Echo Comment: Leaving Cert grades disaster must be fixed

This terrible situation must be corrected and it is up to the government to fix it to everyone’s satisfaction, so says Maurice Gubbins, commenting on the Leaving Cert grades fiasco
Echo Comment: Leaving Cert grades disaster must be fixed

"Students had put in the work and showed remarkable resilience throughout the year since the awful Covid crisis and lockdown struck."

Now give those young people back their college choices!

A wrong algorithm! No wonder students and parents all over the country, especially the 6,000 directly affected, are furious following yesterday’s announcement about the Leaving Cert and the predicted grades.

The students had put in the work and showed remarkable resilience throughout the year since the awful Covid crisis and lockdown struck.

For most of them, their lives have been focused on the exam for the past two years at least.

Then the decision to cancel the exam was taken and we all hoped that the predicted grades arrangement would work out well. We became conscious of disastrous outcomes in Britain and other countries, but were assured it would be alright here.

The teachers did their job responsibly and fairly.

People worked extremely hard in the Department of Education and the State Exams Commission to put this system together.

However, it has proved inadequate. Thousands of dreams were shattered. It now turns out that for 6,000 people, that should not have happened.

And now this terrible situation must be corrected and it is up to the government to fix it to everyone’s satisfaction. Failure to do so will make the position of this administration untenable.

Students who have been incorrectly downgraded must have their marks restored and must be given back the third level opportunities they have been robbed of.
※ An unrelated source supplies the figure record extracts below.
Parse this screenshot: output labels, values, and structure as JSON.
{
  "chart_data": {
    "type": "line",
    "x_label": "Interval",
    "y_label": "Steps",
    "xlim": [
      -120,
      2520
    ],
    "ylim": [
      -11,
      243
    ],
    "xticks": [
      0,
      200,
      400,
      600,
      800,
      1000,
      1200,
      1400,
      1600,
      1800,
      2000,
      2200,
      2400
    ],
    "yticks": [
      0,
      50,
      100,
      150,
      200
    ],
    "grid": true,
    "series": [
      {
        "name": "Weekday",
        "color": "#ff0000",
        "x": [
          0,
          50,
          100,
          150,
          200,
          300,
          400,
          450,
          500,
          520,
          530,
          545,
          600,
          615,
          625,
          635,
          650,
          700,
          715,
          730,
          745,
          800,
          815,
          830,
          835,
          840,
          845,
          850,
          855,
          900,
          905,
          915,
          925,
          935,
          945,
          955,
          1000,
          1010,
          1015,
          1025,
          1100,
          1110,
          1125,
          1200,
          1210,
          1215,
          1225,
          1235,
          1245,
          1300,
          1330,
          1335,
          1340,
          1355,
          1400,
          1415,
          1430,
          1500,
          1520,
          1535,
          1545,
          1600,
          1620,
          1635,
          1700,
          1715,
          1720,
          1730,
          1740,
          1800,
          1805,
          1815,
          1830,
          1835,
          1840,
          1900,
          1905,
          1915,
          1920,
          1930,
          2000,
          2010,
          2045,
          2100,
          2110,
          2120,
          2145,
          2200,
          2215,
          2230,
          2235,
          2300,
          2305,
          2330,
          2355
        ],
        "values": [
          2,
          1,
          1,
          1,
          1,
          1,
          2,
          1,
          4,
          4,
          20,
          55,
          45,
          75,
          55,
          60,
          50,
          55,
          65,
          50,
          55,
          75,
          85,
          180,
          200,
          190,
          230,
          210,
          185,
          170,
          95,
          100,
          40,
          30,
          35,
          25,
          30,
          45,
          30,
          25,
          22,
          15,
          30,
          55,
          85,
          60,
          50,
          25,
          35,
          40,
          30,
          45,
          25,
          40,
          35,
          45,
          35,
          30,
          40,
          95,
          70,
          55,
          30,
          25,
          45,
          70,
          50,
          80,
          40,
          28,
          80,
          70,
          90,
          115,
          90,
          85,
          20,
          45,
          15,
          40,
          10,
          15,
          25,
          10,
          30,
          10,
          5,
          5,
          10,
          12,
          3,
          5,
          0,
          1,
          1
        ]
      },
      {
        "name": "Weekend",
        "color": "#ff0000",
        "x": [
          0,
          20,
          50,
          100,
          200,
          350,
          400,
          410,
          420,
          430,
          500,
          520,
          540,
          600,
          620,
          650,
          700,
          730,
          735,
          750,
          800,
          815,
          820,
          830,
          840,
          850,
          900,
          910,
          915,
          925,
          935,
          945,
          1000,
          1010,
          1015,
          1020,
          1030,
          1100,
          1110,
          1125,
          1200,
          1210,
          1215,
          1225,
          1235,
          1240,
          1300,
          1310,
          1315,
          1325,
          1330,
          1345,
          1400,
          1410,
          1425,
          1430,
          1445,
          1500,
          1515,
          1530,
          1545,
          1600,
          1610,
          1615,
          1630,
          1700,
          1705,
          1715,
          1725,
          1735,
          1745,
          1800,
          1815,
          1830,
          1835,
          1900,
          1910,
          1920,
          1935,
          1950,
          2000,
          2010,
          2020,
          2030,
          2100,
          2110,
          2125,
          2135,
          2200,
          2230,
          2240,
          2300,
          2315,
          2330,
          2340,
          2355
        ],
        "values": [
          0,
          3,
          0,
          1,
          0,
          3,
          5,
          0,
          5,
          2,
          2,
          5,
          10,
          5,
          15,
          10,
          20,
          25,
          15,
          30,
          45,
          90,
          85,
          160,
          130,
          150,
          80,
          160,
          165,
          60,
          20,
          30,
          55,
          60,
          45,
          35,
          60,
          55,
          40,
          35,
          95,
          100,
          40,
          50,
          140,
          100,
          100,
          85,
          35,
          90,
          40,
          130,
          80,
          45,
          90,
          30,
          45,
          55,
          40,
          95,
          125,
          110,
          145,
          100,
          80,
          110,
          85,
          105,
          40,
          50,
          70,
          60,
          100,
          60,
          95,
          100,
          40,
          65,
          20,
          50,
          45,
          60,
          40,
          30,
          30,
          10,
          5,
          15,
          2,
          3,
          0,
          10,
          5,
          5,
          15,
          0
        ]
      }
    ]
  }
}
The third level places which have been denied as a result of these two fundamental mistakes must now be made available to them. 

People who have lost out on their preferred higher preferences and have had to settle for second or third choices, must be given back the option of getting the preferences to which the corrected algorithm would entitle them.
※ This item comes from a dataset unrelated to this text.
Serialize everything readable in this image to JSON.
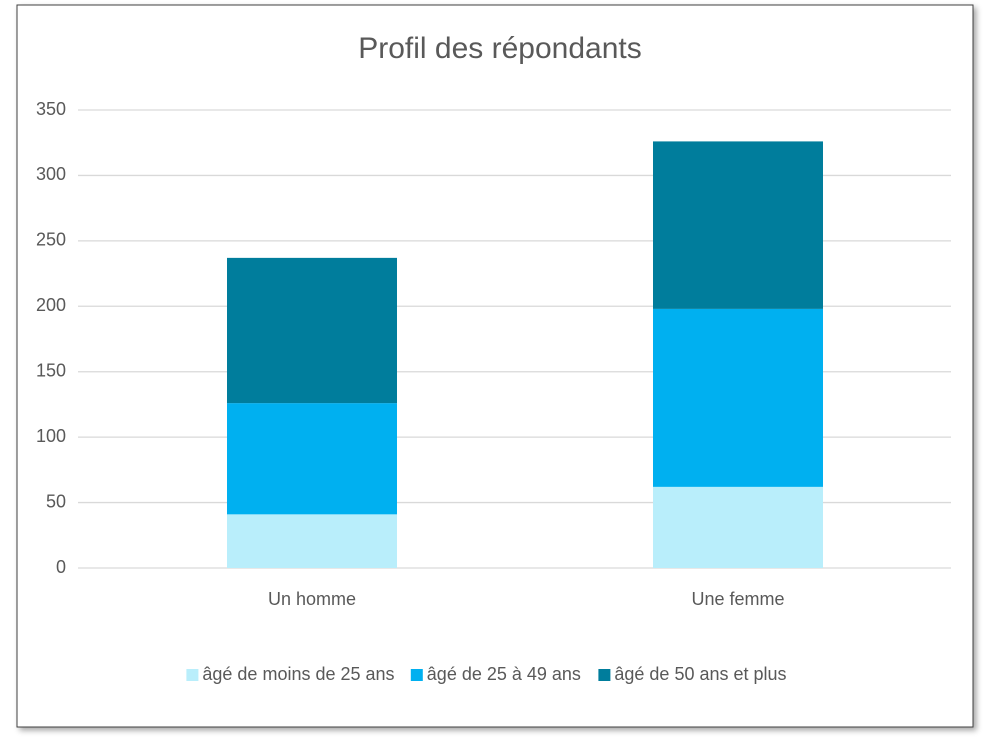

Ideally, the universities and other colleges should be opened up to allow all of the students who have been wrongly downgraded to be brought in to the third level course of their choice immediately.

The Minister for Higher Education has ordered that tuition is to be online, so why can the extra people not be accommodated?
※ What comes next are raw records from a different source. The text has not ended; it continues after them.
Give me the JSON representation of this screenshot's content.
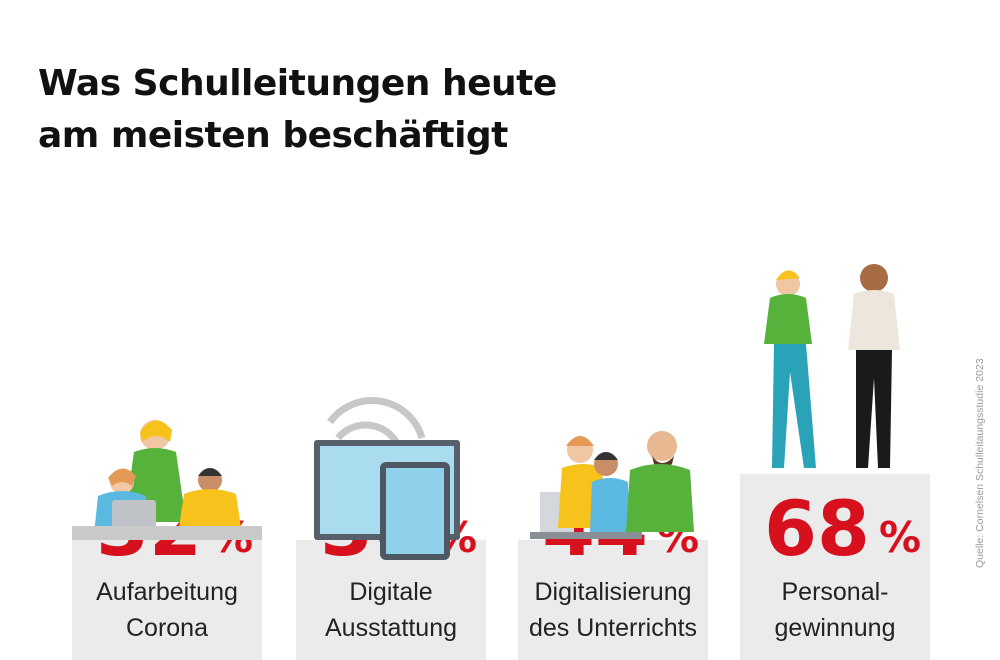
{
  "title_line1": "Was Schulleitungen heute",
  "title_line2": "am meisten beschäftigt",
  "source": "Quelle: Cornelsen Schulleitaungsstudie 2023",
  "colors": {
    "accent": "#d7101d",
    "box": "#ebebeb",
    "text": "#222222"
  },
  "chart_data": {
    "type": "bar",
    "title": "Was Schulleitungen heute am meisten beschäftigt",
    "unit": "%",
    "categories": [
      [
        "Aufarbeitung",
        "Corona"
      ],
      [
        "Digitale",
        "Ausstattung"
      ],
      [
        "Digitalisierung",
        "des Unterrichts"
      ],
      [
        "Personal-",
        "gewinnung"
      ]
    ],
    "values": [
      32,
      36,
      44,
      68
    ],
    "icons": [
      "students-with-laptop-illustration",
      "tablet-wifi-illustration",
      "team-at-laptop-illustration",
      "two-people-standing-illustration"
    ]
  }
}
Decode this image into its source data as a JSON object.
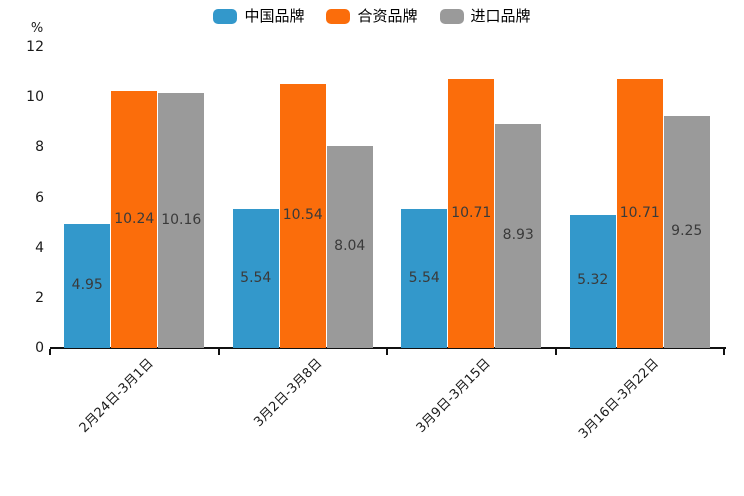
{
  "chart_data": {
    "type": "bar",
    "title": "",
    "unit": "%",
    "categories": [
      "2月24日-3月1日",
      "3月2日-3月8日",
      "3月9日-3月15日",
      "3月16日-3月22日"
    ],
    "series": [
      {
        "name": "中国品牌",
        "color": "#3398cb",
        "values": [
          4.95,
          5.54,
          5.54,
          5.32
        ]
      },
      {
        "name": "合资品牌",
        "color": "#fb6d0b",
        "values": [
          10.24,
          10.54,
          10.71,
          10.71
        ]
      },
      {
        "name": "进口品牌",
        "color": "#9a9a9a",
        "values": [
          10.16,
          8.04,
          8.93,
          9.25
        ]
      }
    ],
    "xlabel": "",
    "ylabel": "%",
    "ylim": [
      0,
      12
    ],
    "yticks": [
      0,
      2,
      4,
      6,
      8,
      10,
      12
    ],
    "grid": false,
    "legend_position": "top",
    "value_labels": "centered-in-bar",
    "colors": {
      "axis": "#111111",
      "tick_text": "#1a1a1a",
      "value_text": "#3a3a3a",
      "background": "#ffffff"
    }
  }
}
If this proves impossible, those who have missed out unfairly should be given deferred places, entitling them to take up their preferences next year.

It goes without saying that those who have already been accepted into the courses of their choice must be able to hold those places.

When the immediate crisis situation has been sorted out, there must be an independent investigation, with complete openness and transparency into what went wrong, how we came to rely on incorrect algorithms.

We have heard a lot this summer about the well-being and mental health of young people.

It is no use now telling them to try again. This can be fixed and it must be fixed. If we have to err on the side of the students who have been downgraded, so be it. Everyone who has been deprived of their place unfairly must be given their choice.

If the government fails to do this satisfactorily, the very existence of this administration must come into question.